Monday, November 3, 2008



This conversation arose today that left a funky taste in my mouth, as this topic often does.

I was speaking on the telephone to a new contact at our local hospital who is giving me great help with my upcoming training. She asked about my loss.

I told her, five and a half years, a baby girl lost during labor to a cord accident.
Oh!
she cried, dramatically, but not in a bad way. That is so sad. To go the whole nine months and lose her at the last minute.

I agreed. I never know what to say, truly, how do you reply to this?

Yes, this is probably the saddest thing I've ever heard as well.

Yep, my life pretty much sucked at that point.

Couldn't think of a much worse outcome.

I usually piece together something about how it's hard for me to even believe that I've gone through it, much less come out on the other side this crazy advocate for babylost folks running groups and seminars and speeches. (and this is true)

Then she asked me, and your children now?
Yes, I've had two more, since I lost Charlotte, one is four, and the other two.

And are they boys or girls?
Why do I resent this question? As if somehow my answer will tell this woman whether or not Charlotte has been replaced. When Liam was born, I could feel it in some people's voices: the slight drop when they heard it was a boy, as if somehow things might have been better if I'd had a girl right away.
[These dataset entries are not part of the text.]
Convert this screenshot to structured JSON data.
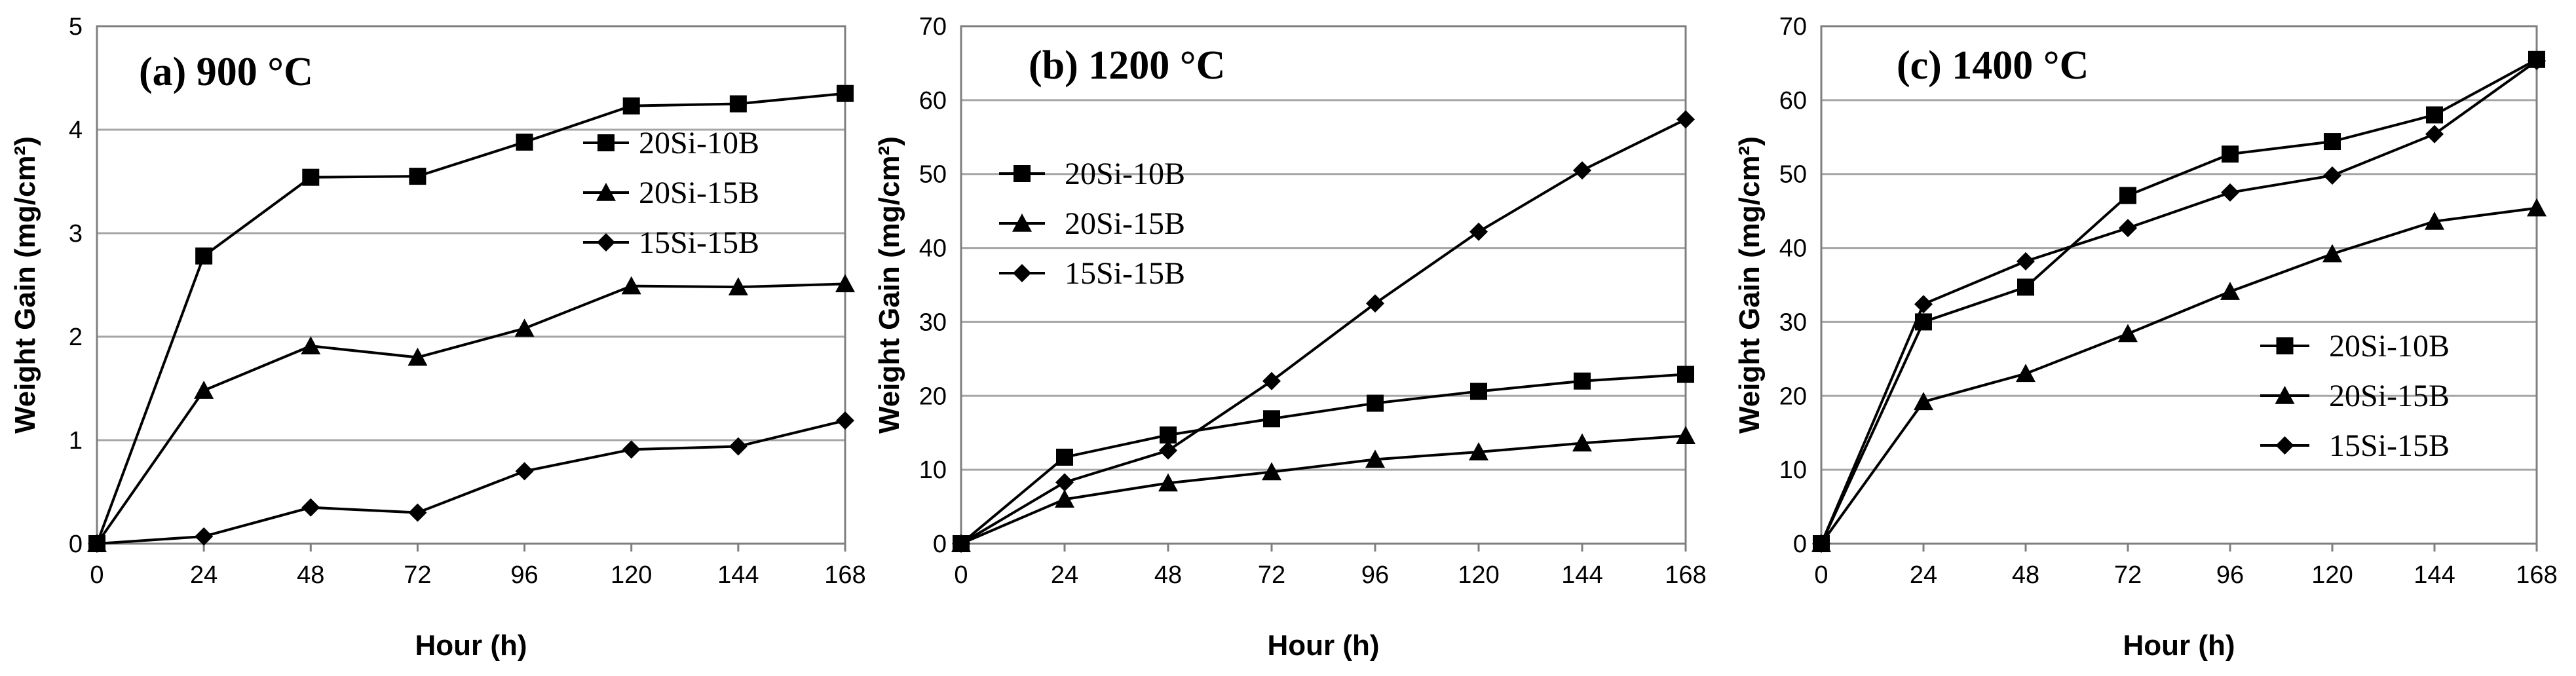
{
  "chart_data": [
    {
      "type": "line",
      "title": "(a) 900 °C",
      "xlabel": "Hour (h)",
      "ylabel": "Weight Gain (mg/cm²)",
      "x": [
        0,
        24,
        48,
        72,
        96,
        120,
        144,
        168
      ],
      "xticks": [
        "0",
        "24",
        "48",
        "72",
        "96",
        "120",
        "144",
        "168"
      ],
      "ylim": [
        0,
        5
      ],
      "yticks": [
        "0",
        "1",
        "2",
        "3",
        "4",
        "5"
      ],
      "grid": true,
      "legend_position": "right",
      "series": [
        {
          "name": "20Si-10B",
          "marker": "square",
          "values": [
            0,
            2.78,
            3.54,
            3.55,
            3.88,
            4.23,
            4.25,
            4.35
          ]
        },
        {
          "name": "20Si-15B",
          "marker": "triangle",
          "values": [
            0,
            1.48,
            1.91,
            1.8,
            2.08,
            2.49,
            2.48,
            2.51
          ]
        },
        {
          "name": "15Si-15B",
          "marker": "diamond",
          "values": [
            0,
            0.07,
            0.35,
            0.3,
            0.7,
            0.91,
            0.94,
            1.19
          ]
        }
      ]
    },
    {
      "type": "line",
      "title": "(b) 1200 °C",
      "xlabel": "Hour (h)",
      "ylabel": "Weight Gain (mg/cm²)",
      "x": [
        0,
        24,
        48,
        72,
        96,
        120,
        144,
        168
      ],
      "xticks": [
        "0",
        "24",
        "48",
        "72",
        "96",
        "120",
        "144",
        "168"
      ],
      "ylim": [
        0,
        70
      ],
      "yticks": [
        "0",
        "10",
        "20",
        "30",
        "40",
        "50",
        "60",
        "70"
      ],
      "grid": true,
      "legend_position": "left",
      "series": [
        {
          "name": "20Si-10B",
          "marker": "square",
          "values": [
            0,
            11.7,
            14.7,
            16.9,
            19.0,
            20.6,
            22.0,
            22.9
          ]
        },
        {
          "name": "20Si-15B",
          "marker": "triangle",
          "values": [
            0,
            6.0,
            8.2,
            9.7,
            11.4,
            12.4,
            13.6,
            14.6
          ]
        },
        {
          "name": "15Si-15B",
          "marker": "diamond",
          "values": [
            0,
            8.3,
            12.6,
            22.0,
            32.5,
            42.2,
            50.5,
            57.4
          ]
        }
      ]
    },
    {
      "type": "line",
      "title": "(c) 1400 °C",
      "xlabel": "Hour (h)",
      "ylabel": "Weight Gain (mg/cm²)",
      "x": [
        0,
        24,
        48,
        72,
        96,
        120,
        144,
        168
      ],
      "xticks": [
        "0",
        "24",
        "48",
        "72",
        "96",
        "120",
        "144",
        "168"
      ],
      "ylim": [
        0,
        70
      ],
      "yticks": [
        "0",
        "10",
        "20",
        "30",
        "40",
        "50",
        "60",
        "70"
      ],
      "grid": true,
      "legend_position": "bottom-right",
      "series": [
        {
          "name": "20Si-10B",
          "marker": "square",
          "values": [
            0,
            30.0,
            34.7,
            47.1,
            52.7,
            54.4,
            58.0,
            65.5
          ]
        },
        {
          "name": "20Si-15B",
          "marker": "triangle",
          "values": [
            0,
            19.2,
            23.0,
            28.4,
            34.1,
            39.2,
            43.6,
            45.4
          ]
        },
        {
          "name": "15Si-15B",
          "marker": "diamond",
          "values": [
            0,
            32.4,
            38.2,
            42.7,
            47.5,
            49.8,
            55.4,
            65.3
          ]
        }
      ]
    }
  ]
}
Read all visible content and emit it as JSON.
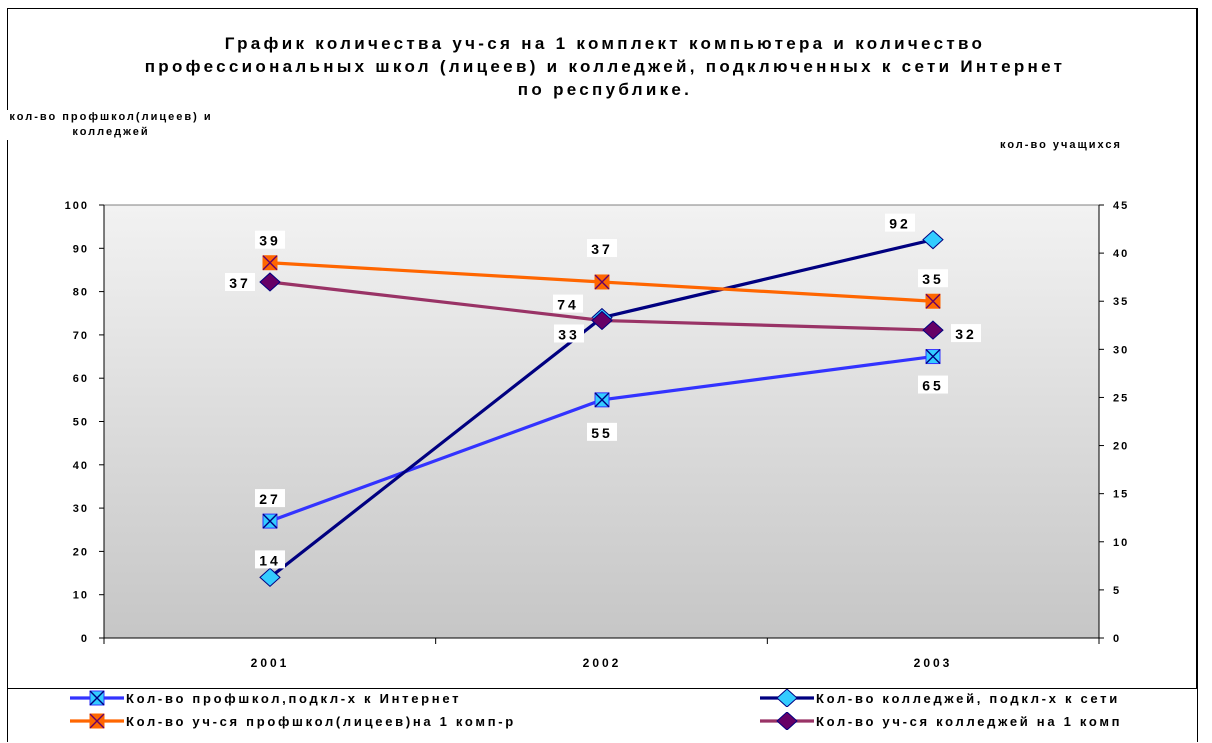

People actually voiced this when Aoife was born, they cried with relief, I'm so grateful you have a girl. Thank god it's a girl.

Can I disagree? No, I am glad that I did have another girl, eventually. But I'm also glad I had a boy, and there was a huge sense of relief when Liam was born that I was not going to simply replace one girl with the next. When Aoife was born I would have also been glad to have another boy, although I will not argue that having another girl did provide me with a sense of relief as well. Something lifted to know that, at the very least, I would be able to experience being the mother of a girl, though she would not be Charlotte. This piece of my identity, the girl-mother, was re-established, and I was grateful for that in its own unusual way. But not for her being a girl, per-se, as if I must have the girl to right the Charlotte wrong, and to establish the American ideal of the boy-girl ratio that had been lost.

But of course I answered the woman, and I told her, I have one of each now, one of each here in my home with me. My elder is a boy and the younger a girl. (Note, elder, not eldest. Although is she my eldest? She never did grow to be any older than unborn).

Why does that question always send my mind spinning?


Two hands working together... my little boy and girl

3 comments:

Taking Heart said...

I can't help but think of another young mother who says about her baby that died shortly after birth... "she had WEIGHT in this world." Yes, your baby girl did, too, she was her own person, and she was alive in you, and yours. And it is okay to resent those questions... in my opinion... because your baby had a purpose, and she still has purpose... individuality. She is not replacable.

I admire you for carrying her purpose on... i'm sorry that your heart hurts.

Heather said...

I've been getting similar questions... well, I don't have any other children yet, but questions with the same intent: When will you try again? The asker always seems to imply that another baby will cancel our loss.

I'm glad you addressed the boy/girl topic. I've been wondering how I'll approach that in a future pregnancy.

You are the most beautiful mother to all three of your children.

Meg said...

I think people just don't know what to say, and in their own mind another girl may make up for the lost one, but obviously that's not the case. You explained it perfectly here. You have helped me, a non babylost mom to know another thing not to imply and inadvertantly hurt the mother who lost her child. Thank you again for your insight and wisdom and grace.